A servant coughed politely at his elbow. `Beg pardon, sir.
The admiral is waitin' on you in his room.' He made a small gesture towards the stairway.
'Thank you.' He waited until the man had hurried away to answer some noisy demand from the coffee room and then took a final glance at the mirror. It was neither vanity nor personal interest. It was more of a cold scrutiny which he might offer to a subordinate.
Bolitho was twenty-six years old, but his impassive features and the deep lines on either side of his mouth made him appear older, and for a brief instant he found himself wondering how the change had come about. Almost irritably he pushed the black hair away from his forehead, pausing only to allow one rebellious lock to stay in place above his right eye.
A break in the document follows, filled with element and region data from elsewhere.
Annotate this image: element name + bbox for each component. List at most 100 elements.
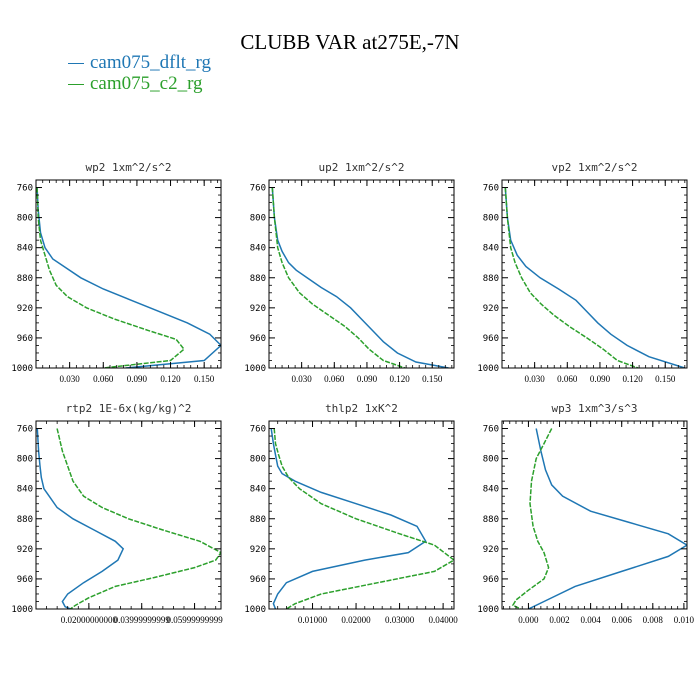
series-line: [273, 428, 454, 609]
x-tick-label: 0.01000: [298, 615, 328, 625]
x-tick-label: 0.120: [160, 374, 181, 384]
y-tick-label: 840: [17, 485, 33, 495]
plot-frame: [268, 420, 455, 610]
series-line: [36, 428, 125, 609]
x-tick-label: 0.000: [518, 615, 539, 625]
x-tick-label: 0.008: [643, 615, 664, 625]
panel-title: thlp2 1xK^2: [325, 402, 398, 415]
plot-frame: [501, 179, 688, 369]
x-tick-label: 0.150: [194, 374, 215, 384]
x-tick-label: 0.060: [324, 374, 345, 384]
x-tick-label: 0.060: [93, 374, 114, 384]
chart-panel: rtp2 1E-6x(kg/kg)^2 760 800 840 880 920 960 100…: [11, 402, 223, 625]
legend-line-icon: [68, 84, 84, 86]
x-tick-label: 0.05999999999: [166, 615, 223, 625]
y-tick-label: 800: [483, 214, 499, 224]
y-tick-label: 840: [483, 244, 499, 254]
series-line: [36, 187, 221, 368]
y-tick-label: 880: [483, 274, 499, 284]
y-tick-label: 880: [483, 515, 499, 525]
y-tick-label: 840: [17, 244, 33, 254]
legend-item-c2: cam075_c2_rg: [68, 73, 211, 94]
y-tick-label: 1000: [11, 364, 33, 374]
x-tick-label: 0.02000: [341, 615, 371, 625]
plot-frame: [501, 420, 688, 610]
y-tick-label: 960: [483, 334, 499, 344]
y-tick-label: 800: [250, 455, 266, 465]
y-tick-label: 1000: [477, 605, 499, 615]
plot-frame: [35, 179, 222, 369]
y-tick-label: 840: [250, 244, 266, 254]
x-tick-label: 0.03999999999: [114, 615, 171, 625]
chart-panel: thlp2 1xK^2 760 800 840 880 920 960 1000 0.01000…: [244, 402, 458, 625]
y-tick-label: 960: [250, 334, 266, 344]
panel-title: wp2 1xm^2/s^2: [85, 161, 171, 174]
panel-title: wp3 1xm^3/s^3: [551, 402, 637, 415]
legend: cam075_dflt_rg cam075_c2_rg: [68, 52, 211, 94]
plot-frame: [268, 179, 455, 369]
series-line: [528, 428, 687, 609]
x-tick-label: 0.030: [525, 374, 546, 384]
y-tick-label: 1000: [11, 605, 33, 615]
y-tick-label: 800: [17, 455, 33, 465]
legend-label: cam075_c2_rg: [90, 73, 203, 94]
x-tick-label: 0.090: [127, 374, 148, 384]
series-line: [504, 187, 686, 368]
legend-item-dflt: cam075_dflt_rg: [68, 52, 211, 73]
x-tick-label: 0.150: [655, 374, 676, 384]
series-line: [270, 428, 427, 609]
legend-label: cam075_dflt_rg: [90, 52, 212, 73]
figure-title: CLUBB VAR at275E,-7N: [240, 30, 460, 54]
chart-panel: wp2 1xm^2/s^2 760 800 840 880 920 960 1000 0.030…: [11, 161, 222, 384]
y-tick-label: 920: [17, 304, 33, 314]
chart-panel: vp2 1xm^2/s^2 760 800 840 880 920 960 1000 0.030…: [477, 161, 688, 384]
x-tick-label: 0.090: [590, 374, 611, 384]
series-line: [504, 187, 639, 368]
series-line: [511, 428, 553, 609]
y-tick-label: 760: [250, 425, 266, 435]
y-tick-label: 920: [250, 545, 266, 555]
y-tick-label: 760: [483, 184, 499, 194]
chart-panel: wp3 1xm^3/s^3 760 800 840 880 920 960 1000 0.000…: [477, 402, 694, 625]
series-line: [271, 187, 449, 368]
x-tick-label: 0.150: [422, 374, 443, 384]
y-tick-label: 920: [483, 304, 499, 314]
panel-title: vp2 1xm^2/s^2: [551, 161, 637, 174]
x-tick-label: 0.120: [622, 374, 643, 384]
y-tick-label: 840: [483, 485, 499, 495]
y-tick-label: 880: [250, 515, 266, 525]
x-tick-label: 0.002: [549, 615, 569, 625]
y-tick-label: 960: [250, 575, 266, 585]
x-tick-label: 0.010: [674, 615, 695, 625]
y-tick-label: 920: [17, 545, 33, 555]
y-tick-label: 760: [17, 425, 33, 435]
y-tick-label: 880: [17, 515, 33, 525]
y-tick-label: 760: [483, 425, 499, 435]
series-line: [56, 428, 221, 609]
y-tick-label: 880: [250, 274, 266, 284]
chart-panel: up2 1xm^2/s^2 760 800 840 880 920 960 1000 0.030…: [244, 161, 455, 384]
series-line: [271, 187, 406, 368]
x-tick-label: 0.030: [292, 374, 313, 384]
x-tick-label: 0.030: [60, 374, 81, 384]
y-tick-label: 1000: [477, 364, 499, 374]
y-tick-label: 920: [250, 304, 266, 314]
y-tick-label: 1000: [244, 605, 266, 615]
panel-title: up2 1xm^2/s^2: [318, 161, 404, 174]
x-tick-label: 0.004: [580, 615, 601, 625]
y-tick-label: 840: [250, 485, 266, 495]
x-tick-label: 0.03000: [385, 615, 415, 625]
y-tick-label: 960: [17, 575, 33, 585]
series-line: [36, 187, 186, 368]
x-tick-label: 0.060: [557, 374, 578, 384]
y-tick-label: 960: [483, 575, 499, 585]
x-tick-label: 0.120: [389, 374, 410, 384]
panel-title: rtp2 1E-6x(kg/kg)^2: [66, 402, 192, 415]
y-tick-label: 760: [250, 184, 266, 194]
y-tick-label: 800: [483, 455, 499, 465]
y-tick-label: 880: [17, 274, 33, 284]
x-tick-label: 0.02000000000: [61, 615, 118, 625]
x-tick-label: 0.006: [612, 615, 633, 625]
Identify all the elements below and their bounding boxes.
Neither was that action one of vanity. More perhaps one of embarrassment.
Barely an inch above his eye, and running deep into his hair-line, was a savage diagonal scar. He allowed his fingers to touch it momentarily, as a man will let his mind explore an old memory, and then with a final shrug he walked briskly up the stairs.
Vice-Admiral Sir Henry Langford was standing, feet well apart, directly in front of the highest log fire Bolitho had ever seen. His glittering uniform shone in the dancing flames, and his thick shadow seemed to reach out across the spacious room to greet Bolitho's quiet entrance.
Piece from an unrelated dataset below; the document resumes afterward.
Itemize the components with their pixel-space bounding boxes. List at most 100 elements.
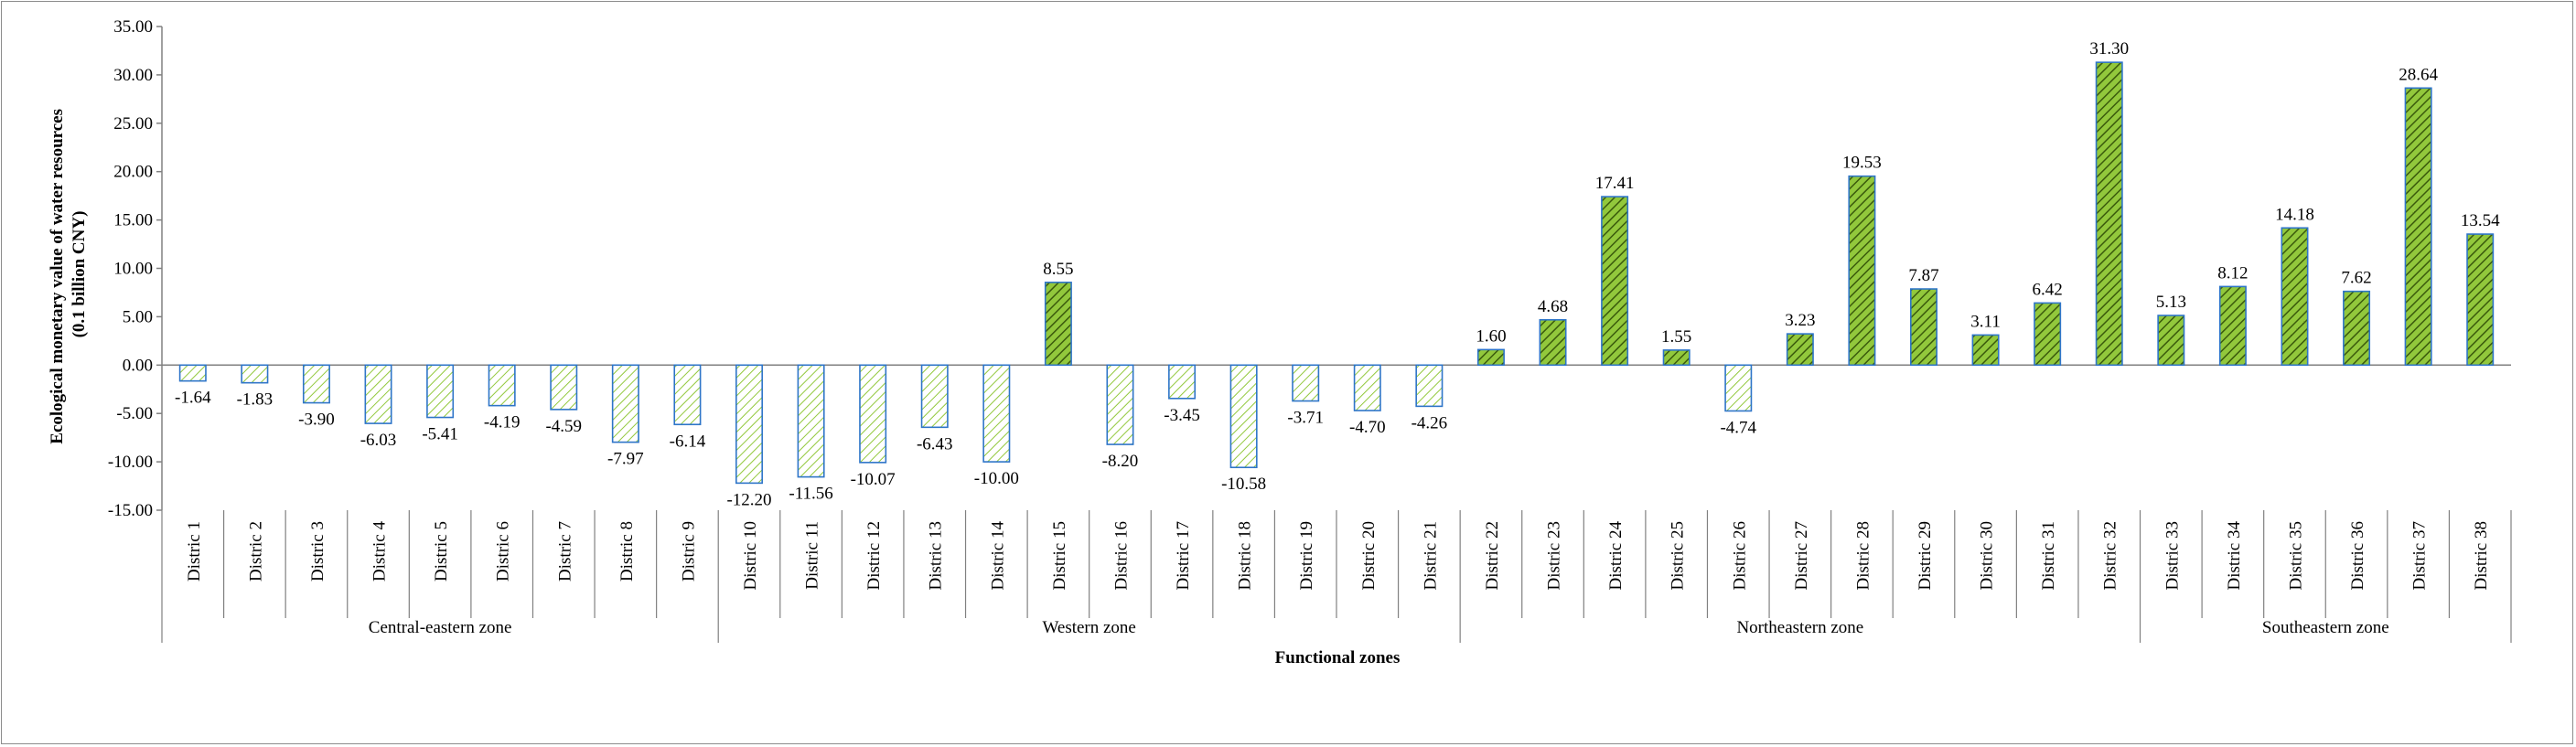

For several seconds the two men stood looking at each other. The admiral, in his sixties, and running to bulkiness, his heavy face dominated by a large beaked nose above which his keen blue eyes shone like two polished stones, and the slim, tanned captain.
Then the admiral stirred into life and stepped away from the fire, his hand outstretched. Bolitho felt the heat from the fire released across the room, as if a furnace door had been flung open.